I've set up an Active Directory server and configured LDAP-over-SSL, which works fine for machines on the domain, however because it's using certificates provisioned by AD's Certificate Services it causes issues elsewhere.
I'm trying to connect to the LDAP-over-SSL port from a Debian box using openssl s_client
, and I'm getting this error:
Verify return code: 21 (unable to verify the first certificate)

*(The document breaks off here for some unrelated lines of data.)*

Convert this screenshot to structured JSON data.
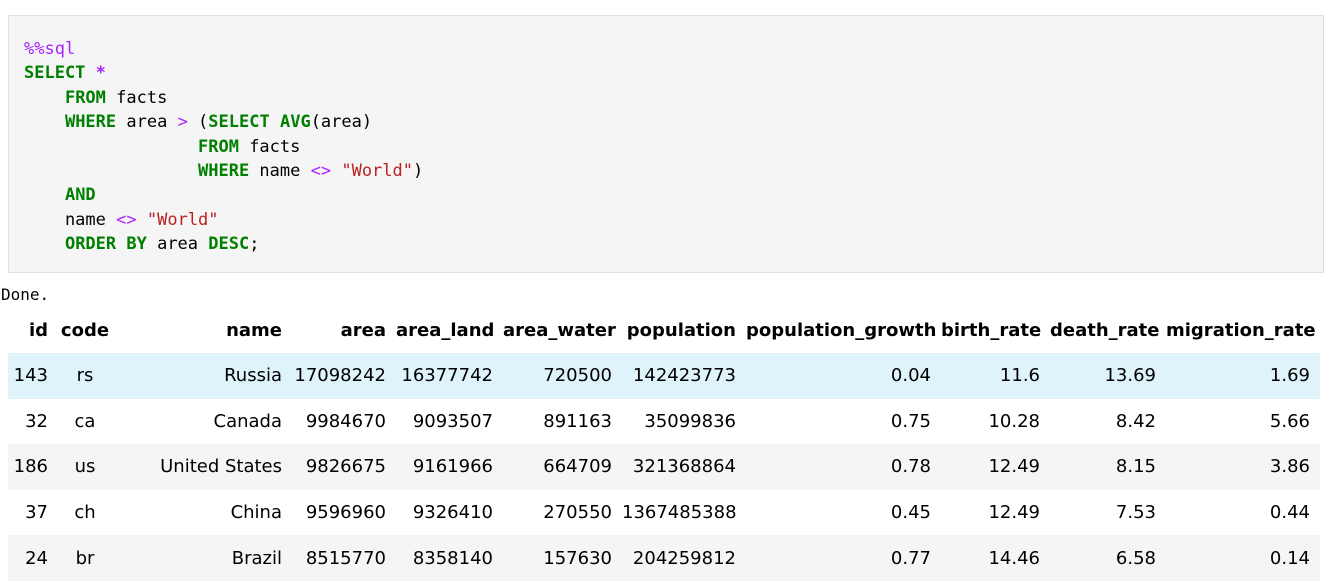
{
  "cell": {
    "magic": "%%sql",
    "code_lines": [
      [
        {
          "t": "kw",
          "v": "SELECT"
        },
        {
          "t": "tx",
          "v": " "
        },
        {
          "t": "op",
          "v": "*"
        }
      ],
      [
        {
          "t": "tx",
          "v": "    "
        },
        {
          "t": "kw",
          "v": "FROM"
        },
        {
          "t": "tx",
          "v": " facts"
        }
      ],
      [
        {
          "t": "tx",
          "v": "    "
        },
        {
          "t": "kw",
          "v": "WHERE"
        },
        {
          "t": "tx",
          "v": " area "
        },
        {
          "t": "mg",
          "v": ">"
        },
        {
          "t": "tx",
          "v": " ("
        },
        {
          "t": "kw",
          "v": "SELECT"
        },
        {
          "t": "tx",
          "v": " "
        },
        {
          "t": "kw",
          "v": "AVG"
        },
        {
          "t": "tx",
          "v": "(area)"
        }
      ],
      [
        {
          "t": "tx",
          "v": "                 "
        },
        {
          "t": "kw",
          "v": "FROM"
        },
        {
          "t": "tx",
          "v": " facts"
        }
      ],
      [
        {
          "t": "tx",
          "v": "                 "
        },
        {
          "t": "kw",
          "v": "WHERE"
        },
        {
          "t": "tx",
          "v": " name "
        },
        {
          "t": "mg",
          "v": "<>"
        },
        {
          "t": "tx",
          "v": " "
        },
        {
          "t": "str",
          "v": "\"World\""
        },
        {
          "t": "tx",
          "v": ")"
        }
      ],
      [
        {
          "t": "tx",
          "v": "    "
        },
        {
          "t": "kw",
          "v": "AND"
        }
      ],
      [
        {
          "t": "tx",
          "v": "    name "
        },
        {
          "t": "mg",
          "v": "<>"
        },
        {
          "t": "tx",
          "v": " "
        },
        {
          "t": "str",
          "v": "\"World\""
        }
      ],
      [
        {
          "t": "tx",
          "v": "    "
        },
        {
          "t": "kw",
          "v": "ORDER BY"
        },
        {
          "t": "tx",
          "v": " area "
        },
        {
          "t": "kw",
          "v": "DESC"
        },
        {
          "t": "tx",
          "v": ";"
        }
      ]
    ]
  },
  "output": {
    "status": "Done."
  },
  "table": {
    "columns": [
      "id",
      "code",
      "name",
      "area",
      "area_land",
      "area_water",
      "population",
      "population_growth",
      "birth_rate",
      "death_rate",
      "migration_rate"
    ],
    "rows": [
      [
        "143",
        "rs",
        "Russia",
        "17098242",
        "16377742",
        "720500",
        "142423773",
        "0.04",
        "11.6",
        "13.69",
        "1.69"
      ],
      [
        "32",
        "ca",
        "Canada",
        "9984670",
        "9093507",
        "891163",
        "35099836",
        "0.75",
        "10.28",
        "8.42",
        "5.66"
      ],
      [
        "186",
        "us",
        "United States",
        "9826675",
        "9161966",
        "664709",
        "321368864",
        "0.78",
        "12.49",
        "8.15",
        "3.86"
      ],
      [
        "37",
        "ch",
        "China",
        "9596960",
        "9326410",
        "270550",
        "1367485388",
        "0.45",
        "12.49",
        "7.53",
        "0.44"
      ],
      [
        "24",
        "br",
        "Brazil",
        "8515770",
        "8358140",
        "157630",
        "204259812",
        "0.77",
        "14.46",
        "6.58",
        "0.14"
      ]
    ],
    "hovered_row": 0
  },
  "colors": {
    "keyword": "#008000",
    "operator": "#aa22ff",
    "string": "#ba2121",
    "cell_bg": "#f5f5f5",
    "row_hover": "#dff3fb"
  }
}
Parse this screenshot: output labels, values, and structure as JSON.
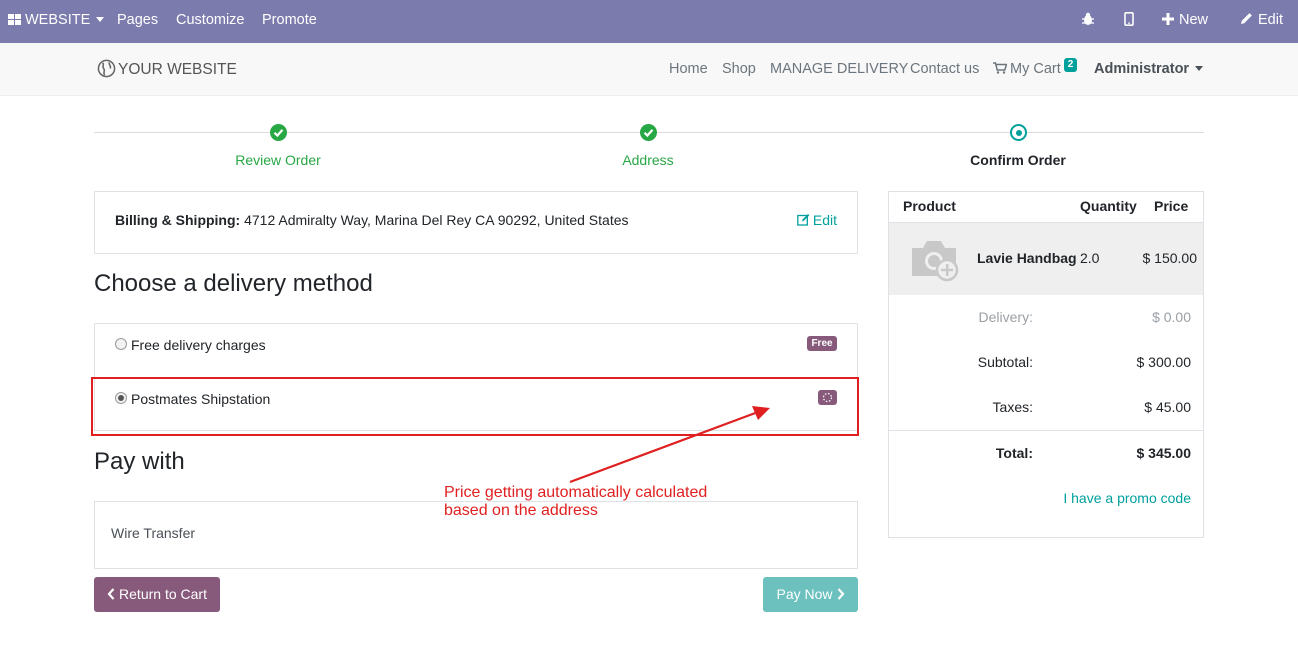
{
  "admin_bar": {
    "website_label": "WEBSITE",
    "menu": [
      "Pages",
      "Customize",
      "Promote"
    ],
    "new_label": "New",
    "edit_label": "Edit"
  },
  "site_header": {
    "logo_text": "YOUR WEBSITE",
    "nav": [
      "Home",
      "Shop",
      "MANAGE DELIVERY",
      "Contact us"
    ],
    "cart_label": "My Cart",
    "cart_count": "2",
    "user_label": "Administrator"
  },
  "steps": [
    {
      "label": "Review Order",
      "state": "done"
    },
    {
      "label": "Address",
      "state": "done"
    },
    {
      "label": "Confirm Order",
      "state": "current"
    }
  ],
  "billing": {
    "label": "Billing & Shipping:",
    "address": "4712 Admiralty Way, Marina Del Rey CA 90292, United States",
    "edit_label": "Edit"
  },
  "delivery": {
    "heading": "Choose a delivery method",
    "options": [
      {
        "label": "Free delivery charges",
        "badge": "Free",
        "selected": false
      },
      {
        "label": "Postmates Shipstation",
        "badge": "",
        "selected": true,
        "loading": true
      }
    ]
  },
  "payment": {
    "heading": "Pay with",
    "method": "Wire Transfer"
  },
  "buttons": {
    "return_label": "Return to Cart",
    "pay_label": "Pay Now"
  },
  "annotation": {
    "line1": "Price getting automatically calculated",
    "line2": "based on the address",
    "color": "#e02020"
  },
  "cart_summary": {
    "headers": {
      "product": "Product",
      "quantity": "Quantity",
      "price": "Price"
    },
    "items": [
      {
        "name": "Lavie Handbag",
        "quantity": "2.0",
        "price": "$ 150.00"
      }
    ],
    "delivery_label": "Delivery:",
    "delivery_value": "$ 0.00",
    "subtotal_label": "Subtotal:",
    "subtotal_value": "$ 300.00",
    "taxes_label": "Taxes:",
    "taxes_value": "$ 45.00",
    "total_label": "Total:",
    "total_value": "$ 345.00",
    "promo_label": "I have a promo code"
  },
  "colors": {
    "admin_bar": "#7c7bad",
    "primary": "#875a7b",
    "accent": "#00a09d",
    "success": "#28a745"
  }
}
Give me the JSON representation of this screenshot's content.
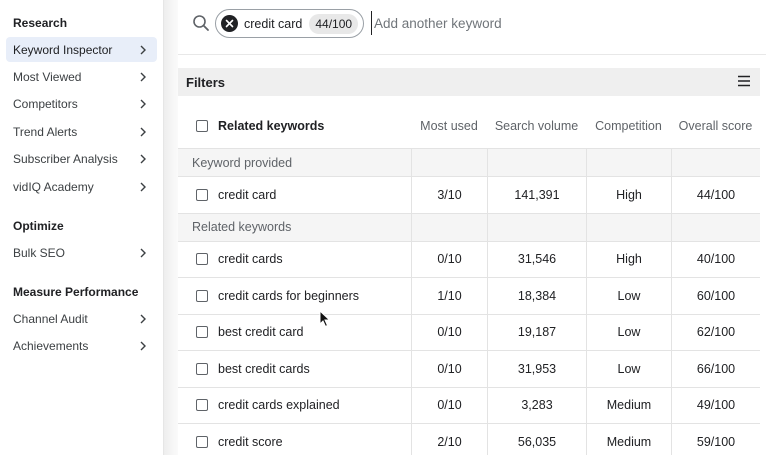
{
  "sidebar": {
    "sections": [
      {
        "heading": "Research",
        "items": [
          {
            "label": "Keyword Inspector",
            "active": true
          },
          {
            "label": "Most Viewed"
          },
          {
            "label": "Competitors"
          },
          {
            "label": "Trend Alerts"
          },
          {
            "label": "Subscriber Analysis"
          },
          {
            "label": "vidIQ Academy"
          }
        ]
      },
      {
        "heading": "Optimize",
        "items": [
          {
            "label": "Bulk SEO"
          }
        ]
      },
      {
        "heading": "Measure Performance",
        "items": [
          {
            "label": "Channel Audit"
          },
          {
            "label": "Achievements"
          }
        ]
      }
    ]
  },
  "search": {
    "icon": "search-icon",
    "chip": {
      "label": "credit card",
      "score": "44/100",
      "close_icon": "close-icon"
    },
    "placeholder": "Add another keyword"
  },
  "filters": {
    "title": "Filters",
    "menu_icon": "filter-menu-icon"
  },
  "table": {
    "headers": {
      "keyword": "Related keywords",
      "most_used": "Most used",
      "search_volume": "Search volume",
      "competition": "Competition",
      "overall_score": "Overall score"
    },
    "groups": [
      {
        "label": "Keyword provided",
        "rows": [
          {
            "keyword": "credit card",
            "most_used": "3/10",
            "search_volume": "141,391",
            "competition": "High",
            "overall_score": "44/100"
          }
        ]
      },
      {
        "label": "Related keywords",
        "rows": [
          {
            "keyword": "credit cards",
            "most_used": "0/10",
            "search_volume": "31,546",
            "competition": "High",
            "overall_score": "40/100"
          },
          {
            "keyword": "credit cards for beginners",
            "most_used": "1/10",
            "search_volume": "18,384",
            "competition": "Low",
            "overall_score": "60/100"
          },
          {
            "keyword": "best credit card",
            "most_used": "0/10",
            "search_volume": "19,187",
            "competition": "Low",
            "overall_score": "62/100"
          },
          {
            "keyword": "best credit cards",
            "most_used": "0/10",
            "search_volume": "31,953",
            "competition": "Low",
            "overall_score": "66/100"
          },
          {
            "keyword": "credit cards explained",
            "most_used": "0/10",
            "search_volume": "3,283",
            "competition": "Medium",
            "overall_score": "49/100"
          },
          {
            "keyword": "credit score",
            "most_used": "2/10",
            "search_volume": "56,035",
            "competition": "Medium",
            "overall_score": "59/100"
          }
        ]
      }
    ]
  },
  "colors": {
    "active_item_bg": "#e8eef9",
    "filters_bar_bg": "#efefef",
    "group_row_bg": "#f5f5f5"
  }
}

I've added my new root CA certificate to /usr/share/ca-certificates/extra/my-new-root-ca.crt
and run update-ca-certificates
, and using this command works:
openssl s_client -CAfile /usr/share/ca-certificates/extra/my-new-root-ca.crt -showcerts -connect my.domain.com:636
Whereas this:
openssl s_client -showcerts -connect my.domain.com:636
nets me these errors at the top of the output:
depth=0
verify error:num=20:unable to get local issuer certificate
verify return:1
depth=0
verify error:num=27:certificate not trusted
verify return:1
depth=0
verify error:num=21:unable to verify the first certificate
verify return:1
Also, this command:
ldapsearch -d8 -x -LLL -H ldaps://my.domain.com -D cn=username -w password -b "dc=my,dc=domain,dc=com" -s sub "(objectClass=user)" givenName
nets me this output:
TLS: can't connect: (unknown error code).
ldap_sasl_bind(SIMPLE): Can't contact LDAP server (-1)
So, it looks like neither openssl s_client
nor ldapsearch
are picking up the certificate from /etc/ssl/certs/ca-certificates.crt
. Is it actually possible to get openssl to accept my certificate?